The sum of the digits in the unit's place of all the 4-digit numbers formed by using the numbers 3, 4, 5 and 6, without repetition is:

We need to find the sum of the digits in the unit's place of all 4-digit numbers formed using the digits 3, 4, 5, and 6 without repetition. Since no digit repeats, each number uses all four digits exactly once.

First, the total number of such 4-digit numbers is the number of permutations of 4 distinct digits, which is 4! = 24. So, there are 24 numbers in total.

Now, we want the sum of the digits in the unit's place. For this sum, we need to determine how many times each digit (3, 4, 5, 6) appears in the unit's place across all 24 numbers.

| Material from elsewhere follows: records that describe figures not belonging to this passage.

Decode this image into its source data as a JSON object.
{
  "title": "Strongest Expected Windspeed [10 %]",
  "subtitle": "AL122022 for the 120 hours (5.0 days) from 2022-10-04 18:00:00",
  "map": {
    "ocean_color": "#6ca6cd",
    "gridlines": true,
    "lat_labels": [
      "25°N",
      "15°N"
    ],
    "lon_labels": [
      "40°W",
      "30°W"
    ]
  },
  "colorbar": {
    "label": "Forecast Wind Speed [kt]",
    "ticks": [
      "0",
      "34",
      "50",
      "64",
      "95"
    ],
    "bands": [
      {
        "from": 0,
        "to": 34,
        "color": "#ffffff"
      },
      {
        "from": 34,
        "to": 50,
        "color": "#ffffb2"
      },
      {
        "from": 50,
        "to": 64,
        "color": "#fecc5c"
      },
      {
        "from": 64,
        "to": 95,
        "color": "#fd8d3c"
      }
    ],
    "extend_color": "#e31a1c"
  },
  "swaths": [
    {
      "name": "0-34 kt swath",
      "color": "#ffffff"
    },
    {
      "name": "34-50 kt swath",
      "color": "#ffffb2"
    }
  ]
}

Consider a fixed digit, say 3, in the unit's place. If the unit digit is fixed as 3, then the remaining three digits (4, 5, 6) can be arranged in the thousands, hundreds, and tens places. The number of ways to arrange these three digits is 3! = 6. Therefore, the digit 3 appears in the unit's place in 6 numbers.

Similarly, by symmetry, each digit (3, 4, 5, 6) will appear in the unit's place exactly 6 times.

Now, we calculate the contribution of each digit to the sum:

• The digit 3 appears 6 times in the unit's place, contributing 3 × 6 = 18.
• The digit 4 appears 6 times in the unit's place, contributing 4 × 6 = 24.
• The digit 5 appears 6 times in the unit's place, contributing 5 × 6 = 30.
• The digit 6 appears 6 times in the unit's place, contributing 6 × 6 = 36.

Adding these contributions together: 18 + 24 = 42, then 42 + 30 = 72, and finally 72 + 36 = 108.

Therefore, the sum of the digits in the unit's place is 108.

Hence, the correct answer is Option C.